宗教上の理由により、”輸血と言う医療行為”を一切拒否している。
このため医療行為において輸血が出来ず、それが原因かどうかは不明であるが患者が死亡するケースがあった。
これが当人だけならともかく、その子供にまで教義を押し付けてしまったがために、人権問題ともなっている。

とある宗教によれば、血は命であり、他の血を飲食したり体に取り入れることはよろしくないとしている。
そのため血抜きしてない肉を食べる事はダメで、輸血に関しては全血・赤血球・白血球・血小板・血漿はアウトらしい。
しかし、免疫グロブリンや血友病治療のための血液製剤は個人で判断すべし、自己輸血については血液保存はアウトだが手術中の血液回収はまあ良し、血液透析や人工心肺はOK。
ざっと考えると、血液由来において2段階以上分画操作を行えばギリギリセーフ、自己血は空気に触れないかオペ中にすぐ回収するならいいらしい。
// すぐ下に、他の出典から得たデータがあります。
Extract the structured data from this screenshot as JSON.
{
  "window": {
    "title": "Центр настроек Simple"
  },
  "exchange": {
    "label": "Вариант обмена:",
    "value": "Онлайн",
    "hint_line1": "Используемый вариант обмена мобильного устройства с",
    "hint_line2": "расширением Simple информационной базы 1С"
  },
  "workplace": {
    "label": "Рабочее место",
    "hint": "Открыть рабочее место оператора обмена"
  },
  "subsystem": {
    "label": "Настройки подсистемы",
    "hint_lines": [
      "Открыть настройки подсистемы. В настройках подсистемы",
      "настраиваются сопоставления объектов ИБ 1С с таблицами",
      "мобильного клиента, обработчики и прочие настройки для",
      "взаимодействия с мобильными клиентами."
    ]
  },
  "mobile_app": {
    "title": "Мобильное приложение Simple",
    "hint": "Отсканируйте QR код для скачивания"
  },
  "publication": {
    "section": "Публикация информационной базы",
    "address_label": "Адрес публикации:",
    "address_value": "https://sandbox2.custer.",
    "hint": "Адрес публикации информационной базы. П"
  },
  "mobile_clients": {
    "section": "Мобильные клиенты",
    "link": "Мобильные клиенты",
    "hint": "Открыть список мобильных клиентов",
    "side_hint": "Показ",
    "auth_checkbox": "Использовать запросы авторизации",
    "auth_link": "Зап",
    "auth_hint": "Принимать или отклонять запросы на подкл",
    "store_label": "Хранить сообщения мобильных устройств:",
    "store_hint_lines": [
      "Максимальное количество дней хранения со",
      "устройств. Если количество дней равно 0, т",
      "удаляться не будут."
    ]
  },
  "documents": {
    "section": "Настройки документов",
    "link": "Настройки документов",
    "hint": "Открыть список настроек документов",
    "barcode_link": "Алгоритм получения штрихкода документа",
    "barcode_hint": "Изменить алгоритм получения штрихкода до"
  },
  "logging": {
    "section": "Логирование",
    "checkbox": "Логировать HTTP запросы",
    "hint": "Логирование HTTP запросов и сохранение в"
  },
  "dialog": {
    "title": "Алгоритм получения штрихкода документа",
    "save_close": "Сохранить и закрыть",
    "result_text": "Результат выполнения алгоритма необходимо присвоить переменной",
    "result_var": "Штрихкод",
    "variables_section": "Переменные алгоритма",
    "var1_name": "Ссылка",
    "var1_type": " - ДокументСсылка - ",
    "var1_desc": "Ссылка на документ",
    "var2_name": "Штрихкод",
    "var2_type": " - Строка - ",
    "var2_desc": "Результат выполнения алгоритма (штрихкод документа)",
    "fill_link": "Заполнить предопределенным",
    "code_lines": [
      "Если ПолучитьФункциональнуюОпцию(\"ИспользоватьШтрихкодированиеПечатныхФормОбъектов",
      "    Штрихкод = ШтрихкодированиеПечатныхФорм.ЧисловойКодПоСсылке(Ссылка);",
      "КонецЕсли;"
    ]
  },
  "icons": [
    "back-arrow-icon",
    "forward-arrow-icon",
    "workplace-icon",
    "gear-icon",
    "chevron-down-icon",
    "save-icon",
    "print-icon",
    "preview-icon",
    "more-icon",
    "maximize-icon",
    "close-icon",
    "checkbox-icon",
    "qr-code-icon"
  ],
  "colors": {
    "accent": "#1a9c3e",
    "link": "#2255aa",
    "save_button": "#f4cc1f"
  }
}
難しい・・・
血の滴るステーキはアウト。魚は活け締めに限る。食通か!(タカトシ風に)。

この辺については、教義を否定するつもりは毛頭ありません。宗教と食事は仏教においても大いに関連するところだし。
そして重要なのが、輸血だけを拒否するのであって医療行為そのものは拒否していない、と言う事。

彼らとて命は惜しい、しかし輸血だけは避けたい、何とかならんか、と言うのが本音だろう。



こと輸血については、宗教上だけではなく医学上も問題が多い
とある宗教のオフィシャルでも輸血の危険性について延々述べられている。教義の正当性を主張するためのプロパガンダとも感じられるが、嘘は言っていないので問題はない。

血液に関して大問題となったのは、記憶から薄れてしまいそうだが被害者は今も苦しみ続けている薬害エイズ問題だ。
これは血液製剤という形態ではあるが、血液由来である点は輸血と同じだ。
そして、血液を体内に入れるということは、抗原抗体反応異物の脅威に晒される事は間違いない。
血液には赤血球の抗原タイプが種々あり、それらが適合しないと溶血、凝固など致命的な症状が起こる。
また、血液ドナーの感染症や、採血時のコンタミによって病原菌が血液に混入する事もある。それが元で薬害エイズ事件は起こったし、渡辺謙氏がC型肝炎ウィルスに感染してしまった。
人間の血液というのは、いってみれば個人情報で、それを他の人と混ぜると言う事はやはり異質な事をしている。

確かに輸血と言う医療行為は、それなりにハイリスクである。
それは、抗原抗体反応がクロスマッチテストでどこまで回避できるか、ドナー健康状態由来の病原菌コンタミをどこまで回避できるか、科学において100%と言う言葉は使ってはならないものの、未だに高度な信頼性が担保されていないからだ。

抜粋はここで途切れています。